The paper concludes that the proposed method is capable of modeling a variety of visual relationships beyond simple visual similarity. It is the first attempt to model human preference for the appearance of one object given that of another in terms of more than just the visual similarity between the two. The method is also able to provide external validation of the learned model by assessing the coordination of outfits observed in real-world scenarios.This paper presents a method for image-based recommendations on styles and substitutes, aiming to model the human sense of visual relationships between objects based on their appearance. The approach does not rely on fine-grained user annotations but instead uses a large-scale dataset and a scalable method to uncover human notions of visual relationships. The system is designed to recommend which clothes and accessories will go well together, among other applications.
The authors propose a visual and relational recommender system that models human visual preferences by analyzing the appearance of objects. The system is based on a network inference problem defined on graphs of related images and uses a large-scale dataset for training and evaluation. The dataset, called the Styles and Substitutes dataset, contains over 180 million relationships between nearly 6 million objects, derived from Amazon's product recommendations.

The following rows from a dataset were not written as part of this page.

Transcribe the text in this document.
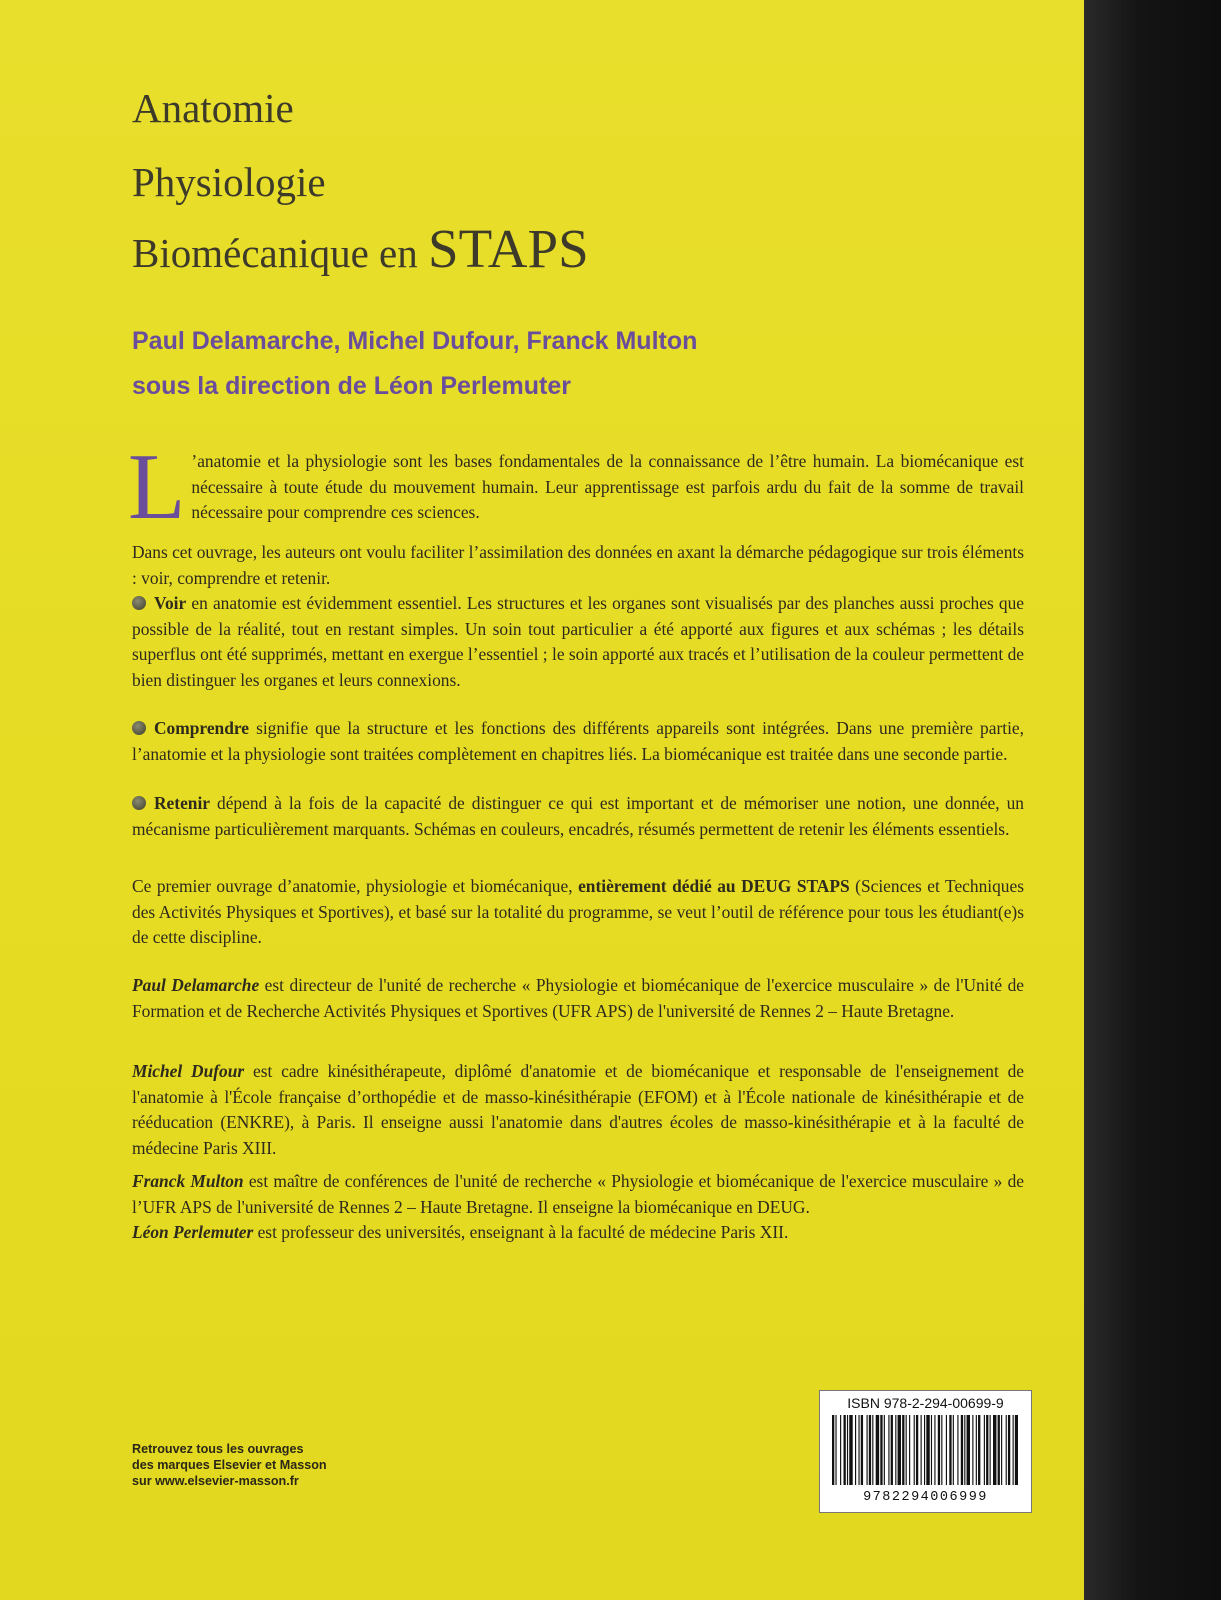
Anatomie
Physiologie
Biomécanique en STAPS
Paul Delamarche, Michel Dufour, Franck Multon
sous la direction de Léon Perlemuter
L ’anatomie et la physiologie sont les bases fondamentales de la connaissance de l’être humain. La biomécanique est nécessaire à toute étude du mouvement humain. Leur apprentissage est parfois ardu du fait de la somme de travail nécessaire pour comprendre ces sciences.
Dans cet ouvrage, les auteurs ont voulu faciliter l’assimilation des données en axant la démarche pédagogique sur trois éléments : voir, comprendre et retenir.
Voir en anatomie est évidemment essentiel. Les structures et les organes sont visualisés par des planches aussi proches que possible de la réalité, tout en restant simples. Un soin tout particulier a été apporté aux figures et aux schémas ; les détails superflus ont été supprimés, mettant en exergue l’essentiel ; le soin apporté aux tracés et l’utilisation de la couleur permettent de bien distinguer les organes et leurs connexions.
Comprendre signifie que la structure et les fonctions des différents appareils sont intégrées. Dans une première partie, l’anatomie et la physiologie sont traitées complètement en chapitres liés. La biomécanique est traitée dans une seconde partie.
Retenir dépend à la fois de la capacité de distinguer ce qui est important et de mémoriser une notion, une donnée, un mécanisme particulièrement marquants. Schémas en couleurs, encadrés, résumés permettent de retenir les éléments essentiels.
Ce premier ouvrage d’anatomie, physiologie et biomécanique, entièrement dédié au DEUG STAPS (Sciences et Techniques des Activités Physiques et Sportives), et basé sur la totalité du programme, se veut l’outil de référence pour tous les étudiant(e)s de cette discipline.
Paul Delamarche est directeur de l'unité de recherche « Physiologie et biomécanique de l'exercice musculaire » de l'Unité de Formation et de Recherche Activités Physiques et Sportives (UFR APS) de l'université de Rennes 2 – Haute Bretagne.
Michel Dufour est cadre kinésithérapeute, diplômé d'anatomie et de biomécanique et responsable de l'enseignement de l'anatomie à l'École française d’orthopédie et de masso-kinésithérapie (EFOM) et à l'École nationale de kinésithérapie et de rééducation (ENKRE), à Paris. Il enseigne aussi l'anatomie dans d'autres écoles de masso-kinésithérapie et à la faculté de médecine Paris XIII.
Franck Multon est maître de conférences de l'unité de recherche « Physiologie et biomécanique de l'exercice musculaire » de l’UFR APS de l'université de Rennes 2 – Haute Bretagne. Il enseigne la biomécanique en DEUG.
Léon Perlemuter est professeur des universités, enseignant à la faculté de médecine Paris XII.
Retrouvez tous les ouvrages
des marques Elsevier et Masson
sur www.elsevier-masson.fr
ISBN 978-2-294-00699-9
9782294006999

The system uses a convolutional neural network to calculate feature vectors for each object and learns a parameterized distance transform to model the relationships between objects. The distance transform is based on a shifted sigmoid function, which relates distance to probability. The authors propose several distance functions, including weighted nearest neighbor and Mahalanobis transform, to model the relationships between objects.
The system is evaluated on various categories, including books, movies, music, and clothing. The results show that the proposed method outperforms both category-based methods and weighted nearest neighbor approaches. The method is also able to personalize recommendations based on individual user preferences.
The authors also demonstrate the ability of the system to generate recommendations for users of a web store, based on the visual style of the query item. The system is able to recommend items that complement the query item, such as a shirt, shoes, or accessories that belong to the same style.
The paper concludes that the proposed method is capable of modeling a variety of visual relationships beyond simple visual similarity. It is the first attempt to model human preference for the appearance of one object given that of another in terms of more than just the visual similarity between the two. The method is also able to provide external validation of the learned model by assessing the coordination of outfits observed in real-world scenarios.